The Court disagreed with the trial judge’s costs award, noting that her reasons for departing from the presumption involved an error in principle and were plainly wrong. The Court increased the costs order from $40,000 to $111,228, a number aligned with Rule 49.10. The Court held that a judge cannot rely on mixed success to rebut the presumption in Rule 49.10 and that offers should not be reviewed on an issue-by-issue basis, since a reasonable offer to settle is necessarily a compromise.

What does this mean for insurers?

Whether the decision in Barresi has made Rule 49.10 more predictable is up for debate. The Court of Appeal by no means eliminated the discretionary exemption to the general rule. In a decision released just a few months prior, the Court maintained that “considerable deference should be given to a trial judge’s discretion in awarding and fixing costs.”[14] However, what is known for certain is that the Court of Appeal has affirmed that the trial judge’s discretion is not absolute and that the circumstances in which a judge may depart from the presumption are narrow.

The number of actions that settle significantly outweighs the number that go to trial, and settlement can come with significant cost consequences depending on the terms of the offer. In the case of Barresi, the respondents were rewarded for making a fair and reasonable offer early in the litigation process, despite divided success at trial. When faced with pending litigation, insurers would be wise to do the same with the assistance of experienced counsel. A lawyer can provide advice on the appropriateness of an offer based on the merits of the case, increasing the likelihood of avoiding a high costs order.


[1] RRO 1990, Reg. 194.

[2] 1987 CanLII 4149 (ONCA).

[3] Ibid at para 11.

[4] RSO 1990, c C.43.

[5] Carroll v.
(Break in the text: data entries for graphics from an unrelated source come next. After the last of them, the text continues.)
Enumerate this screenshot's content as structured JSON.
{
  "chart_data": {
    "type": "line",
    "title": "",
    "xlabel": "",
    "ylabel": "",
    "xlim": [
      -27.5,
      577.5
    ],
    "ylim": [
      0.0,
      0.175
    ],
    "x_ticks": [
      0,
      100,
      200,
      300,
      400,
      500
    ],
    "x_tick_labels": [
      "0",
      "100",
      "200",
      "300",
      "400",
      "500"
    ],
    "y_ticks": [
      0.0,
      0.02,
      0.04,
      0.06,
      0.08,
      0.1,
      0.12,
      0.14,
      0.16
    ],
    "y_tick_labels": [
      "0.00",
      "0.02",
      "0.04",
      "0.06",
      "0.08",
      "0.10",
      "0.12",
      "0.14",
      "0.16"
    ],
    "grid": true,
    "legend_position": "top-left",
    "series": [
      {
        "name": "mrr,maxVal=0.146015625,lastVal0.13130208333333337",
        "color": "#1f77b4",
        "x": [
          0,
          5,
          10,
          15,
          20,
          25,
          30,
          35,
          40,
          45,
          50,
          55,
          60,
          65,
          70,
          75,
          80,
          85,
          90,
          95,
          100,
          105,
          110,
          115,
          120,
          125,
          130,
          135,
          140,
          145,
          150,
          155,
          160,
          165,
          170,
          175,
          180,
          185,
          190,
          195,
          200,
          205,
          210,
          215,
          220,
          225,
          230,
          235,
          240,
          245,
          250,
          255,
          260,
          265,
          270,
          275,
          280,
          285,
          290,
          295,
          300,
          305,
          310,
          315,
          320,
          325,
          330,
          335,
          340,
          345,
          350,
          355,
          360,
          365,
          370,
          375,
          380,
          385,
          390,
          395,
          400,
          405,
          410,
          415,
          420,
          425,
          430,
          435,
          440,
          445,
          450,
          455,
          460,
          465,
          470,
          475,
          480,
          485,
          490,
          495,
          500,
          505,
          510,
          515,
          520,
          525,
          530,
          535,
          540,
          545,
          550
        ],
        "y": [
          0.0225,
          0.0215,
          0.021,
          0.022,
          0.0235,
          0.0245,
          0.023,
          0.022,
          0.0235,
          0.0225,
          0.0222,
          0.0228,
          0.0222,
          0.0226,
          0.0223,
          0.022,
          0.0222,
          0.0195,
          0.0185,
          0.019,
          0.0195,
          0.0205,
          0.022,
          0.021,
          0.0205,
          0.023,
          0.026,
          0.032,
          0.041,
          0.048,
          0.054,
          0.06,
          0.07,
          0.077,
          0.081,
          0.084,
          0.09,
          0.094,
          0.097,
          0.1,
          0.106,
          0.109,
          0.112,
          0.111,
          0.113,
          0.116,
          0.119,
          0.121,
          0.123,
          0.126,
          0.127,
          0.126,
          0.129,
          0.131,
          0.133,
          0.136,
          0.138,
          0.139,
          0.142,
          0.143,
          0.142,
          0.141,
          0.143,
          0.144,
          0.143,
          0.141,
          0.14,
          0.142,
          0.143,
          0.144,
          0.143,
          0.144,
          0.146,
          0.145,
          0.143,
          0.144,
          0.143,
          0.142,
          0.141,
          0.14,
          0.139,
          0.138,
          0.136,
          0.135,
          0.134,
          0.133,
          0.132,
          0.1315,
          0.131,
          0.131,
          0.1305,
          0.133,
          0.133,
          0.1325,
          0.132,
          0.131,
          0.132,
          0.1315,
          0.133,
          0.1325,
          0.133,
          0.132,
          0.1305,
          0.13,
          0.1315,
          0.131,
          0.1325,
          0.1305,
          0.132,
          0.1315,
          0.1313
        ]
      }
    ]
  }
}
McEwen, 2018 ONCA 902 at para 80 (“Carroll”).

[6] Ibid at para 58.

[7] Ibid citing Hamilton v. Open Window Bakery Ltd., 2004 SCC 9 at para 27.

[8] Carroll, supra note 5 at para 67.

[9] 1401337 Ontario Ltd. v. MacIvor, 2012 ONSC 2535 at para 19.

[10] 2000 CarswellOnt 111.

[11] Ibid at para 42.

[12] Barresi v. Jones Lang Lasalle Real Estate Services Inc., 2019 ONCA 884.

[13] Ibid at para 17.

[14] Faiello v. Faiello, 2019 ONCA 710 at para 83.